Esteri - 03 Settembre 2010 - 09:13
MO, una pace duratura è possibile
Il premier israeliano Benjamin Netanyahu e il leader palestinese Mahmud Abbas hanno deciso di continuare i colloqui di pace il 14 e il 15 settembre. Ma il movimento islamista palestinese Hamas ha promesso di continuare la sua campagna di attentati mortali contro Israele



"Una pace vera, duratura, potrà essere raggiunta solo attraverso concessioni reciproche e dolorose da entrambe le parti". A dichiararlo, in apertura dei negoziati diretti di pace a Washington, è stato il premier israeliano Benjamin Netanyahu a Washington.
Una richiesta che Abu Mazen ha colto nella sua replica, ribadendo la sua determinazione a porre fine al conflitto mediorientale ed avviare "una nuova era per i popoli israeliano e palestinese che porti pace, giustizia e sicurezza per tutti", ha spiegato il presidente palestinese, che ha quindi condannato gli ultimi episodi di violenza a Ramallah, dove uomini armati hanno aperto il fuoco contro un veicolo ferendo due israeliani. "Non possiamo consentire a nessuno di fare qualcosa che mini la vostra e la nostra sicurezza", ha aggiunto guardando Netanyahu.
Il sostegno ad entrambi arriva dagli Stati Uniti. "Solo voi potete prendere le decisioni necessarie a raggiungere un accordo e garantire un futuro pacifico per il popolo israeliano e palestinese", ha spiegato il segretario di Stato, Hillary Clinton. "Il successo di questi negoziati dipenderà dalla "pazienza, persistenza e leadership", ha poi aggiunto la Clinton, secondo la quale la vera prova di questi negoziati non sarà "il primo giorno, nè l’ultimo". "Saranno tutti quei lunghi giorni nel mezzo"."Se andrete avanti in buona fede, potremo risolvere tutte le questioni essenziali in un anno". Il prossimo round di negoziati si terrà il 14 e 15 settembre nella regione mediorientale, così come ha spiegato il mediatore americano per la regione, George Mitchell.

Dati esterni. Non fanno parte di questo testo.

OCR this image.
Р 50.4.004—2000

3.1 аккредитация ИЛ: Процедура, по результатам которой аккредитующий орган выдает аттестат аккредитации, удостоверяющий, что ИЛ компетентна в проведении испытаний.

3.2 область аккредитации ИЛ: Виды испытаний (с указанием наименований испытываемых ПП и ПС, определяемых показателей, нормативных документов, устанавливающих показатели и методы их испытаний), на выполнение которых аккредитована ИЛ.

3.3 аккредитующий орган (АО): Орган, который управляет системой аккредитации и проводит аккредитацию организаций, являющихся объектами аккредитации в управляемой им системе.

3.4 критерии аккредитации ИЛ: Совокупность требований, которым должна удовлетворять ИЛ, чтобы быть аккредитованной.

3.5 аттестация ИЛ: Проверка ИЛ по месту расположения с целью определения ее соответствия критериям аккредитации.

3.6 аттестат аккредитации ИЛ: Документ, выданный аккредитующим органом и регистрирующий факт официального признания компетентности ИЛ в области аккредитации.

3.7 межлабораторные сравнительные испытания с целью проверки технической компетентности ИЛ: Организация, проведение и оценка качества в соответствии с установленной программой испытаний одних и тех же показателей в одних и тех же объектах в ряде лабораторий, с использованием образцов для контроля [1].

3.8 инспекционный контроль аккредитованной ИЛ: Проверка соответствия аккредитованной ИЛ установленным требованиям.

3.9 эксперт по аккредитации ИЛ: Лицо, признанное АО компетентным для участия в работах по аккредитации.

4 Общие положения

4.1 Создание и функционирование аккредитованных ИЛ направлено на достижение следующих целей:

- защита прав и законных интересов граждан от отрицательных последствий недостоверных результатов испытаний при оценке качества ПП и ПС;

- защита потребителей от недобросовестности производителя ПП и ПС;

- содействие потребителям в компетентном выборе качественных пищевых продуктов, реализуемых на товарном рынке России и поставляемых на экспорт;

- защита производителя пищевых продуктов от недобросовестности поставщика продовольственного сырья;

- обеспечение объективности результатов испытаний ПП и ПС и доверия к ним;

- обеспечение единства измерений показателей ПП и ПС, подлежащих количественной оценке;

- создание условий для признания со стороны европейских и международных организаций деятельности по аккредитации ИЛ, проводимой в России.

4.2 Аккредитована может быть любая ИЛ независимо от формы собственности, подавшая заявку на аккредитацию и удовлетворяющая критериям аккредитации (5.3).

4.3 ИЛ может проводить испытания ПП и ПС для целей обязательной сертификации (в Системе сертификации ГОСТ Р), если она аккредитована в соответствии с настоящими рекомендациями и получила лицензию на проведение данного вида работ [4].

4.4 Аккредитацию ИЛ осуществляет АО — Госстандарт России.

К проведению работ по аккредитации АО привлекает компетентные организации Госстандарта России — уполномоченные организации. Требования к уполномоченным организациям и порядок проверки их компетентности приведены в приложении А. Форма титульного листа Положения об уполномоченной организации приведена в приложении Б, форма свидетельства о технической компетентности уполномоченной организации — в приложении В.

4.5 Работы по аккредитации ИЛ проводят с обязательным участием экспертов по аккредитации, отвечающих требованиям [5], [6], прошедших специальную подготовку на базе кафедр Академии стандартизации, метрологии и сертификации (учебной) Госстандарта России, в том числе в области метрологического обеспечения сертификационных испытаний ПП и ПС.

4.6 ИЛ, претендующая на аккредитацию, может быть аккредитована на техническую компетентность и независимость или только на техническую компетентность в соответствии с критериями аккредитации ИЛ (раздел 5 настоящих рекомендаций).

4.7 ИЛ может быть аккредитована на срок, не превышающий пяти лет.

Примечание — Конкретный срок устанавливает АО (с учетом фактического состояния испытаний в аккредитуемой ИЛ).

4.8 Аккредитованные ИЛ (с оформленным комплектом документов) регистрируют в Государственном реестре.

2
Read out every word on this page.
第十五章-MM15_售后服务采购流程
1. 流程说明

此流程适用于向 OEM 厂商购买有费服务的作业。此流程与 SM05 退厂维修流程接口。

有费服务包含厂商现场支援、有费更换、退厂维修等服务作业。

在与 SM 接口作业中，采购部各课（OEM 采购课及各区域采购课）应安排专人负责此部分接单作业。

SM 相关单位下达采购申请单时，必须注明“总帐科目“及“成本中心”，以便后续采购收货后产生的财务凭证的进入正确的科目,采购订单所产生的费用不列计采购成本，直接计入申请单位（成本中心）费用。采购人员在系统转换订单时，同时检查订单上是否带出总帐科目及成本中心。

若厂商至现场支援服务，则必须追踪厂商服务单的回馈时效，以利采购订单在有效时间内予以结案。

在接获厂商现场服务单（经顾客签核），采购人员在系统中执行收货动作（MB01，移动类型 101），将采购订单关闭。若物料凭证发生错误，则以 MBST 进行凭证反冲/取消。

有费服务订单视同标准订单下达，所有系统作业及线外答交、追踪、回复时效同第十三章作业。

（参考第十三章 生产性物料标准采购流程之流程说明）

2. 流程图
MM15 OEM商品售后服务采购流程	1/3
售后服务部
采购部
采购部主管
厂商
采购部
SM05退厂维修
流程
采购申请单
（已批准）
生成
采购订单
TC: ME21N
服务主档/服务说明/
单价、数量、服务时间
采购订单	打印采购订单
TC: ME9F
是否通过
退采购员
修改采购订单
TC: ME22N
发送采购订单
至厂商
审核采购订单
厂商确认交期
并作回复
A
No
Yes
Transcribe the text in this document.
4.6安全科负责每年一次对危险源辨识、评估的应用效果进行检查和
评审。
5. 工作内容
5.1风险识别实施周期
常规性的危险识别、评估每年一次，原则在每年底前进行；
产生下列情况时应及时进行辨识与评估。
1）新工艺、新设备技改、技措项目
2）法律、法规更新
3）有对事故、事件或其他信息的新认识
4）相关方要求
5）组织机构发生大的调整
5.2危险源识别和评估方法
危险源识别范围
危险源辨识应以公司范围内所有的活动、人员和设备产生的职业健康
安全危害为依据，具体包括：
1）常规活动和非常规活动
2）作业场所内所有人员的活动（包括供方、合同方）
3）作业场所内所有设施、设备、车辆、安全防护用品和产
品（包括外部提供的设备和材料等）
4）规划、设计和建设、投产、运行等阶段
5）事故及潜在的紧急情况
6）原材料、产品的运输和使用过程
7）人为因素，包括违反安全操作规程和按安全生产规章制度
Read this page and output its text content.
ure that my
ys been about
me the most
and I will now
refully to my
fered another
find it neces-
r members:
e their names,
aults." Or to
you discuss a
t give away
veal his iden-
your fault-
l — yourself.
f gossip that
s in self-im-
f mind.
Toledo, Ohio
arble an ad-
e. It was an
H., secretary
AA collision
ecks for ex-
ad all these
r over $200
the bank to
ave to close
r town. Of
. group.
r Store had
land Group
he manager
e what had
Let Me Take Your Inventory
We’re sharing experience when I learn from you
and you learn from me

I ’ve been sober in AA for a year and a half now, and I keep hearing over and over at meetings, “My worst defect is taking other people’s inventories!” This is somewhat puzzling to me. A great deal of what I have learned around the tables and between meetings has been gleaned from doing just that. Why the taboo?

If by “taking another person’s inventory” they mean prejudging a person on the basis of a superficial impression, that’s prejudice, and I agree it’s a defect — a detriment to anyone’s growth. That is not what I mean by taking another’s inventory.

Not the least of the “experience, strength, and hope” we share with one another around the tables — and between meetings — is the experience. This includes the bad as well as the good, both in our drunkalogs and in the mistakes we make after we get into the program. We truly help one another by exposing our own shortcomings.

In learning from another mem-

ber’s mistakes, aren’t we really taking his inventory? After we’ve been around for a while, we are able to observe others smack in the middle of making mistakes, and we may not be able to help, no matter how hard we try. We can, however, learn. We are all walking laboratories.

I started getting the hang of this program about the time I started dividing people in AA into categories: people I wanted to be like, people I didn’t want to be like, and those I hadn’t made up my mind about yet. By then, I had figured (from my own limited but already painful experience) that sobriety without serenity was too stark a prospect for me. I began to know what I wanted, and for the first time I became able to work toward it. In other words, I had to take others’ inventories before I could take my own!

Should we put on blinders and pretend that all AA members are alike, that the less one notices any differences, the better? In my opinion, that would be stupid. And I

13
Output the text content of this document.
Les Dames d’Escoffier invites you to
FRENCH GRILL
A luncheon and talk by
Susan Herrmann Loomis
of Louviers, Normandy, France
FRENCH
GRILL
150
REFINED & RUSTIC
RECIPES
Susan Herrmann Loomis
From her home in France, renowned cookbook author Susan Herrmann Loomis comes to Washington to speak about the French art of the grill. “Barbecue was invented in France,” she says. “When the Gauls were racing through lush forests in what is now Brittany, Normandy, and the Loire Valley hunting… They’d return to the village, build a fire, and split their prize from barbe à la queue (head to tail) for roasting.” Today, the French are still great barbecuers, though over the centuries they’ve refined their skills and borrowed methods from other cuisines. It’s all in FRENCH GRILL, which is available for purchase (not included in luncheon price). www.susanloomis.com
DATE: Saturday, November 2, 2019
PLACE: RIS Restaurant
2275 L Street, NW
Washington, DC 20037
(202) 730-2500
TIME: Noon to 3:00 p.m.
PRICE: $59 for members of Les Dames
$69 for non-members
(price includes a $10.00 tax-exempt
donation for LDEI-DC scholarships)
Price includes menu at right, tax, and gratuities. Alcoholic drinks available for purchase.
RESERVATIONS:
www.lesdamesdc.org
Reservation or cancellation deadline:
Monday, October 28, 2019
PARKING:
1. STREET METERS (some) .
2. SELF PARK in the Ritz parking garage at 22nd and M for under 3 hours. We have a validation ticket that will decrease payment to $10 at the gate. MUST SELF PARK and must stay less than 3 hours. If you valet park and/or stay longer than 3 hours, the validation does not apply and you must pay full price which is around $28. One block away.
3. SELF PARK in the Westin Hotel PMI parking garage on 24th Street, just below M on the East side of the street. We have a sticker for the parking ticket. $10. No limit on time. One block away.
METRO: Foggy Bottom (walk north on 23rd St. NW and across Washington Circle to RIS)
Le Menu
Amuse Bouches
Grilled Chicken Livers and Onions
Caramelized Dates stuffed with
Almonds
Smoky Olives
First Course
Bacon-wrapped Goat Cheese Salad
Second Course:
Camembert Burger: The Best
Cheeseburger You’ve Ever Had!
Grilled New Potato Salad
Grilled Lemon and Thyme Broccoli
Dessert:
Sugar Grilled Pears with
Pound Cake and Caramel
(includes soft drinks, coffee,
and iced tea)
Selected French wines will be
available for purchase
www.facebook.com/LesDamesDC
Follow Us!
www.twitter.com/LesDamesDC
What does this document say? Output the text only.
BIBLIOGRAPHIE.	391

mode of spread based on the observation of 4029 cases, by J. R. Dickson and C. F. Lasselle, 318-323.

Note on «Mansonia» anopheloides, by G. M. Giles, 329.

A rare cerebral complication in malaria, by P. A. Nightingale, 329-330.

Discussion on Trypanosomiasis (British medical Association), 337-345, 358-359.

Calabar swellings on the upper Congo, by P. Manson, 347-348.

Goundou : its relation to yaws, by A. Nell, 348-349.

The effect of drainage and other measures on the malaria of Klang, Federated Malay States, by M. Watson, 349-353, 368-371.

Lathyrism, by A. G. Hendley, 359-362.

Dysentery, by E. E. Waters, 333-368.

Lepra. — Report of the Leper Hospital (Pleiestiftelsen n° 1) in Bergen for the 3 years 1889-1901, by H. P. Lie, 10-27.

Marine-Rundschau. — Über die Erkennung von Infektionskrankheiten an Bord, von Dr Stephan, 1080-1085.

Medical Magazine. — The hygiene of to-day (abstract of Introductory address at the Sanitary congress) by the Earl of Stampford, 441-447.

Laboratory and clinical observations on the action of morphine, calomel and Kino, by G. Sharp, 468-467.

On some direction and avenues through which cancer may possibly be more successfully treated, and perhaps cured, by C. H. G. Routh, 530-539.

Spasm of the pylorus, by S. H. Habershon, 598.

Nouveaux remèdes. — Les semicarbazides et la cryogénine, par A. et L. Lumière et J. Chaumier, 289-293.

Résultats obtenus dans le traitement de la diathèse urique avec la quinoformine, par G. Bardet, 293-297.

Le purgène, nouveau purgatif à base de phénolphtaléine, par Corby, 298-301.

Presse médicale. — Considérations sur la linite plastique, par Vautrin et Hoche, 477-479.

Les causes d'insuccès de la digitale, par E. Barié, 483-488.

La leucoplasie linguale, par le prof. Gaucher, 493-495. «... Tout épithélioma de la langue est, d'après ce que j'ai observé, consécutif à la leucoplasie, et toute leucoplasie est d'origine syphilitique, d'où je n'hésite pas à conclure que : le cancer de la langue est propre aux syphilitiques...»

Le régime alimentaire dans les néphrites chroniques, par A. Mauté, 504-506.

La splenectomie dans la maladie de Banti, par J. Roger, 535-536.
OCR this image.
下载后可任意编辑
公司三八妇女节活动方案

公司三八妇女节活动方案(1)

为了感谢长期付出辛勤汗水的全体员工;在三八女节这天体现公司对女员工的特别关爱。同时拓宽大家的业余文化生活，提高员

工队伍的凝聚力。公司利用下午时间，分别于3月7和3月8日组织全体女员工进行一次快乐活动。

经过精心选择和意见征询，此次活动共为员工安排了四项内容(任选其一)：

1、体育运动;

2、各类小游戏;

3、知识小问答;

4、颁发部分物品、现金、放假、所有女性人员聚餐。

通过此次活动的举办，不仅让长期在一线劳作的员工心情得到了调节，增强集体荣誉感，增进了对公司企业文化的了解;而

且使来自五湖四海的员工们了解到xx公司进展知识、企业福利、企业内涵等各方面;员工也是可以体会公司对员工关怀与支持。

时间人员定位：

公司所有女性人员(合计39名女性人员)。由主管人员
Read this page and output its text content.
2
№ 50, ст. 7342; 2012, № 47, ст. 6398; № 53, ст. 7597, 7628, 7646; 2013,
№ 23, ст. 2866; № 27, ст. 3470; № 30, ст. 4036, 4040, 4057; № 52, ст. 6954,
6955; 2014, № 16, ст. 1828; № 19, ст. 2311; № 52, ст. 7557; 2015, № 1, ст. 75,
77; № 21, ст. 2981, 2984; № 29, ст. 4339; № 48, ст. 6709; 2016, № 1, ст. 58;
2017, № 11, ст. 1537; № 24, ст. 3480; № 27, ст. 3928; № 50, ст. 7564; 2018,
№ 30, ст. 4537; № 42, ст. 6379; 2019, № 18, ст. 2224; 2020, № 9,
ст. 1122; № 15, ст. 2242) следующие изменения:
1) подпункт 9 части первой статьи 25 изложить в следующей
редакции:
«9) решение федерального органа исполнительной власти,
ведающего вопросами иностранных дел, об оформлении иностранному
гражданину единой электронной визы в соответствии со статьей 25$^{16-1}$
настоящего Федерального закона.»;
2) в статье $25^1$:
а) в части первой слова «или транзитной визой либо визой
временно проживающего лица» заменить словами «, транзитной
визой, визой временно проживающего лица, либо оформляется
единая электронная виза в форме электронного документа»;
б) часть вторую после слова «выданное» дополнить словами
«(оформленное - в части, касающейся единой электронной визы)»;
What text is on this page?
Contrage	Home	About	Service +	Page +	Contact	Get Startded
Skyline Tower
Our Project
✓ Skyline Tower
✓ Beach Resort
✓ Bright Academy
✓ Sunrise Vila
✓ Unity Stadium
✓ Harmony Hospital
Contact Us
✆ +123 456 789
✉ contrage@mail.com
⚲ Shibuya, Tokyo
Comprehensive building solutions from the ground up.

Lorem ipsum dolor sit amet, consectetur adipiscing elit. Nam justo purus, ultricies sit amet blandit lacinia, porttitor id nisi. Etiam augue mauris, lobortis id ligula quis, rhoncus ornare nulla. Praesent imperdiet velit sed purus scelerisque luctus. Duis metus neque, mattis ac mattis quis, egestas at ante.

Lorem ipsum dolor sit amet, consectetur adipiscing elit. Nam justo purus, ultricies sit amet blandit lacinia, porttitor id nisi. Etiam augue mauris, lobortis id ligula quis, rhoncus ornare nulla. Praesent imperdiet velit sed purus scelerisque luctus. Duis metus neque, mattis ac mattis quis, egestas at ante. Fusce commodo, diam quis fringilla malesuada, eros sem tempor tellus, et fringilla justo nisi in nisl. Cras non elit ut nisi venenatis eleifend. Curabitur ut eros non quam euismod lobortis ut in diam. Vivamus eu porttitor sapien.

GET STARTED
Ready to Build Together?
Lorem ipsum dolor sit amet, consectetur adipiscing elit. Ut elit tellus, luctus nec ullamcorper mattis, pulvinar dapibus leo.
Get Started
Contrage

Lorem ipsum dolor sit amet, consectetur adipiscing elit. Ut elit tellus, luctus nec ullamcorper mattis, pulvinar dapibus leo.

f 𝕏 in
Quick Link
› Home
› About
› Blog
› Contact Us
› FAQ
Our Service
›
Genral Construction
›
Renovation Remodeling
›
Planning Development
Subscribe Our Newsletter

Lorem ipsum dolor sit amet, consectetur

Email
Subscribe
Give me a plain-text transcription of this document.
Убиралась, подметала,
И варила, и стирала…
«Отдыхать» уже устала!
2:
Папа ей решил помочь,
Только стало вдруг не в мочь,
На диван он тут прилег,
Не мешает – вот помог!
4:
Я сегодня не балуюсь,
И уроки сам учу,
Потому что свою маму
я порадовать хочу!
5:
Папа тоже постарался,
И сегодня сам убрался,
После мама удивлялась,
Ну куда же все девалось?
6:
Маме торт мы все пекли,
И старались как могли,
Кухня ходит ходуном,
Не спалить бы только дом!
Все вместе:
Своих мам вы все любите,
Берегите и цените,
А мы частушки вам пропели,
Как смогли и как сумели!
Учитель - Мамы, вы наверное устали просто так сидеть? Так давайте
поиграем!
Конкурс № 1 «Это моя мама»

All’indomani dell’avvio dei colloqui di pace a Washington 13 gruppi di estremisti palestinesi, fra cui le Brigate Ezzedin al Qassam, ala armata di Hamas, minacciano Israele e hanno annunciato ieri sera la creazione di un ’’centro di coordinamento’’ per le loro operazioni contro ’’il nemico sionista’’, proclamando che Israele sarà colpito ’’in ogni luogo e in qualsiasi momento’’. Il portavoce degli estremisti non ha escluso il lancio di razzi contro Tel Aviv. Infine ha ingiunto all’Anp di "cessare gli arresti" di simpatizzanti di Hamas in Cisgiordania.